O presidente Luiz Inácio Lula da Silva (PT) tem ensaiado um descolamento do ministro Alexandre de Moraes em meio à crise no Supremo Tribunal Federal (STF). Aliados do Planalto tentaram blindar o presidente e separar sua imagem da dos ministros mais alinhados ao governo, tratando a tensão institucional como se não fosse um problema do Planalto. A avaliação no núcleo da campanha, porém, é que a percepção negativa sobre a atuação de Moraes acabou recaindo diretamente sobre Lula.
O presidente voltou a se referir a Moraes como “ministro de Michel Temer” e, em entrevista ao SBT na noite de quinta-feira (10), citou nominalmente o magistrado ao tratar do caso Master. “Falta apurar. Quem é culpado de verdade?”, questionou. “Se o Alexandre de Moraes é culpado, ele tem que pagar.” Lula passou a defender a investigação e eventual responsabilização do ministro caso sejam comprovadas irregularidades.

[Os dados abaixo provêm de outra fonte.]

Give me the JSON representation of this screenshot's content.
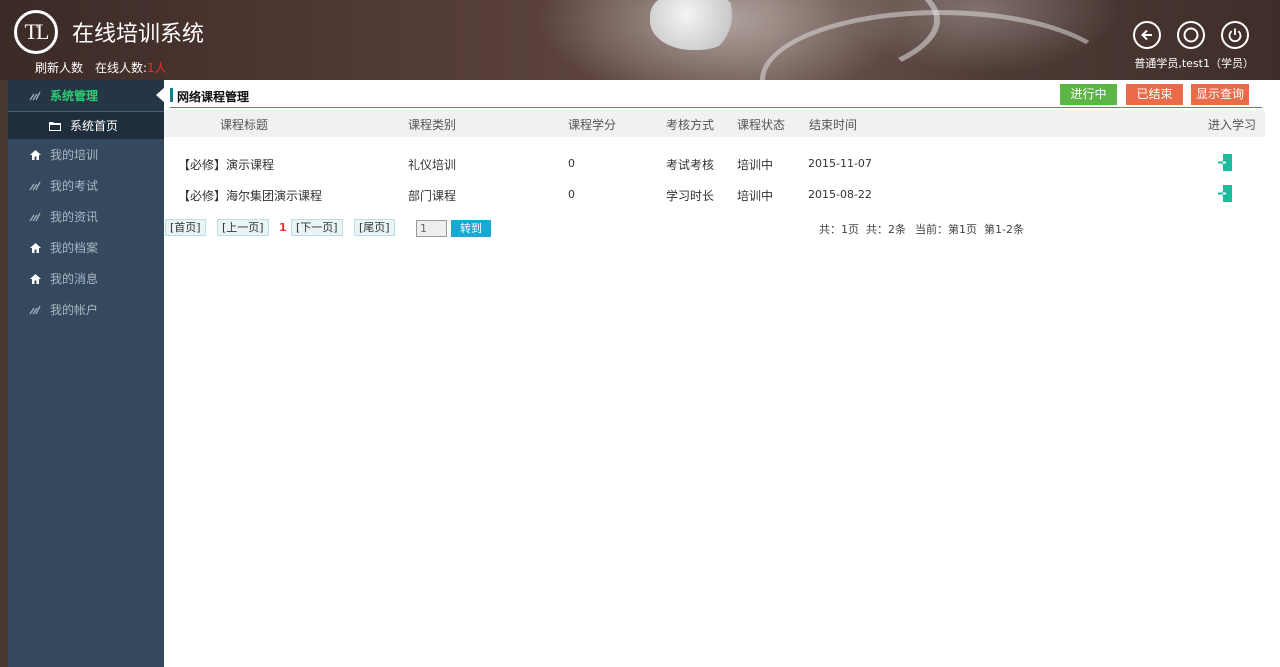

Medida Provisória e Sessão do STF
Parte do staff petista considera necessário um posicionamento público mais incisivo para conter o desgaste. A orientação central é que o presidente peça publicamente que o ministro se licencie da Corte para se defender das revelações recentes sobre sua relação com Daniel Vorcaro e o Banco Master. Este movimento já vinha acontecendo por parte de Lula. Em abril, em uma conversa reservada com Moraes, o presidente demonstrou preocupação com o impacto das denúncias.

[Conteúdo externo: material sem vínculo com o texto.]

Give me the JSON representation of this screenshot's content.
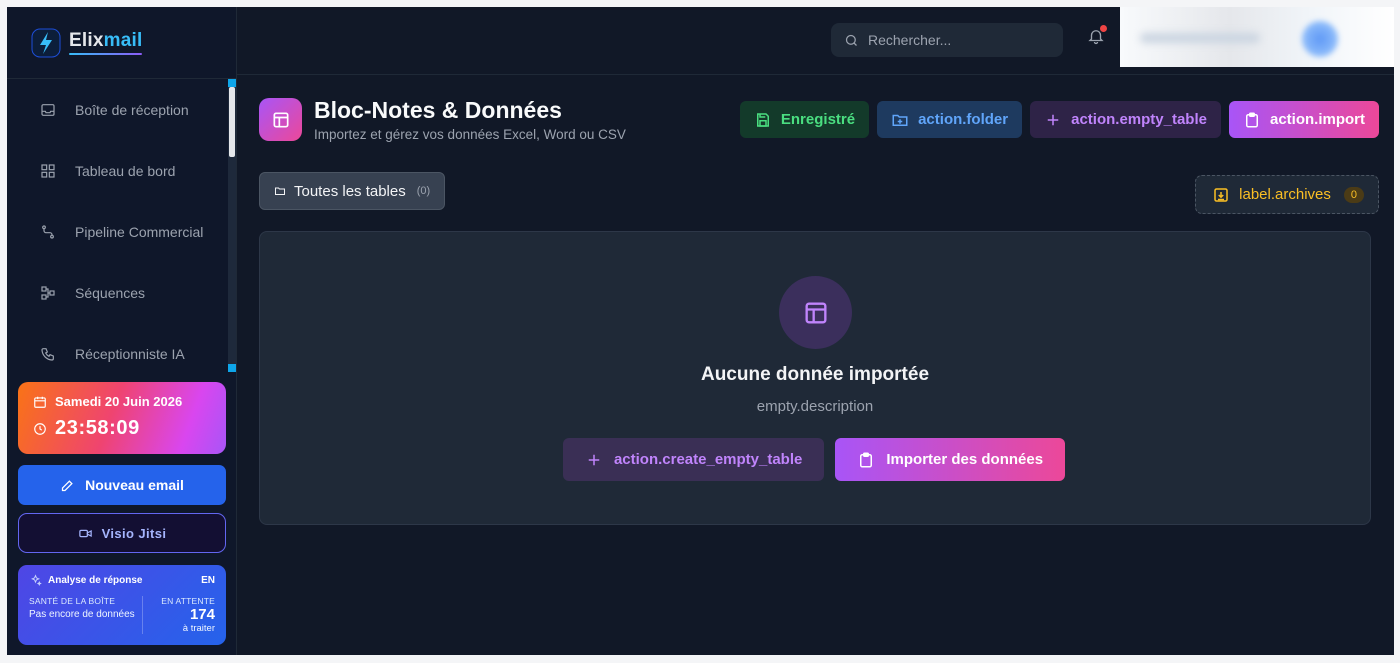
{
  "brand": {
    "name_part1": "Elix",
    "name_part2": "mail"
  },
  "sidebar": {
    "items": [
      {
        "label": "Boîte de réception",
        "icon": "inbox-icon"
      },
      {
        "label": "Tableau de bord",
        "icon": "dashboard-icon"
      },
      {
        "label": "Pipeline Commercial",
        "icon": "route-icon"
      },
      {
        "label": "Séquences",
        "icon": "workflow-icon"
      },
      {
        "label": "Réceptionniste IA",
        "icon": "phone-icon"
      }
    ],
    "datetime": {
      "date": "Samedi 20 Juin 2026",
      "time": "23:58:09"
    },
    "new_email_label": "Nouveau email",
    "visio_label": "Visio Jitsi",
    "analysis": {
      "title": "Analyse de réponse",
      "lang": "EN",
      "health_caption": "SANTÉ DE LA BOÎTE",
      "health_value": "Pas encore de données",
      "pending_caption": "EN ATTENTE",
      "pending_count": "174",
      "pending_suffix": "à traiter"
    }
  },
  "header": {
    "search_placeholder": "Rechercher...",
    "notifications_unread": true
  },
  "main": {
    "title": "Bloc-Notes & Données",
    "subtitle": "Importez et gérez vos données Excel, Word ou CSV",
    "actions": {
      "saved": "Enregistré",
      "folder": "action.folder",
      "empty_table": "action.empty_table",
      "import": "action.import"
    },
    "tab_all": {
      "label": "Toutes les tables",
      "count": "(0)"
    },
    "archives": {
      "label": "label.archives",
      "count": "0"
    },
    "empty": {
      "title": "Aucune donnée importée",
      "description": "empty.description",
      "create_label": "action.create_empty_table",
      "import_label": "Importer des données"
    }
  },
  "colors": {
    "accent_purple": "#a855f7",
    "accent_pink": "#ec4899",
    "primary_blue": "#2563eb",
    "success_green": "#4ade80",
    "warning_amber": "#fbbf24",
    "background": "#111827"
  }
}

Na época, Lula também defendeu que Moraes desse explicações à sociedade e se declarasse impedido de atuar no caso. Mas foi desestimulado pela reação de ministros aliados, como Gilmar Mendes e Flávio Dino, que pediram a Lula para não atacar Moraes. A crise pode ter seu ápice na próxima terça-feira (15), quando o plenário está previsto para realizar uma sessão extraordinária para analisar o relatório da Polícia Federal que envolve o ministro Alexandre de Moraes.
Reações e Consequências
A expectativa era de uma sessão aberta, mas Gilmar Mendes enviou um ofício ao presidente do STF, Edson Fachin, pedindo o adiamento da sessão. A Procuradoria-Geral da República pediu a nulidade do relatório, sob o argumento de que houve irregularidades na investigação. Moraes pediu o levantamento integral do sigilo e defendeu que a análise das investigações relacionadas a ele e a Mendonça seja feita conjuntamente.

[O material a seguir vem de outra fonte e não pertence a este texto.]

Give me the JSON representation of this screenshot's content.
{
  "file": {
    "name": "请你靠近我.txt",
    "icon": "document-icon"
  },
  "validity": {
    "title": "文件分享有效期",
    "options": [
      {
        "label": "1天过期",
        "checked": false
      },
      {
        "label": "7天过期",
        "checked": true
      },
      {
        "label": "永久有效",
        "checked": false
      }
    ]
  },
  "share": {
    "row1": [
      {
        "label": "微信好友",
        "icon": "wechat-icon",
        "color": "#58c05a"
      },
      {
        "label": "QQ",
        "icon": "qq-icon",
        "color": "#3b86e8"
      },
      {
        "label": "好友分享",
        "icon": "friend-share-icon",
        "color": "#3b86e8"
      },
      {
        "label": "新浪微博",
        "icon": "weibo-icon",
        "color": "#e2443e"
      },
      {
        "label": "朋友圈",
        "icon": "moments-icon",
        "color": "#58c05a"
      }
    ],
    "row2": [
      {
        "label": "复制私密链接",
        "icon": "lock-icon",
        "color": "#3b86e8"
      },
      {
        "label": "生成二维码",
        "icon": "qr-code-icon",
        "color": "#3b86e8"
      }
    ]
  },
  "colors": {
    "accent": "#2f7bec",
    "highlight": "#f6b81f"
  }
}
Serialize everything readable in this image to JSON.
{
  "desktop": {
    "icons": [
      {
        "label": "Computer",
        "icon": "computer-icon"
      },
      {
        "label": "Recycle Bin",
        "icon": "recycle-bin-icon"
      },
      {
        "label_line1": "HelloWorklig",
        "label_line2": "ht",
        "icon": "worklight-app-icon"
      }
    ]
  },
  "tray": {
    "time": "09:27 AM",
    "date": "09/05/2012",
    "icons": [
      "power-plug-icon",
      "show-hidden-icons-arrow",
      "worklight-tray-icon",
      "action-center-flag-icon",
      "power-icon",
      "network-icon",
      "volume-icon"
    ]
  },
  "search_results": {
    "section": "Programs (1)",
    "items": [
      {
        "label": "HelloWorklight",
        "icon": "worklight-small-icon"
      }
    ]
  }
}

O cientista político Leandro Gabiatti destacou que Lula não está conseguindo tirar o Supremo do centro da agenda pública e que, se esse movimento demanda que ele se afaste de Moraes, provavelmente ele fará isso. No entanto, a tentativa de desvinculação pode resultar em desconforto, uma vez que Moraes teve atuação central no Tribunal Superior Eleitoral (TSE) em 2022 e conduziu processos que atingiram Jair Bolsonaro.
Opinião
A situação entre Lula e Moraes reflete a complexidade das relações políticas no Brasil, onde decisões e alianças podem ter consequências profundas em um momento eleitoral tão delicado.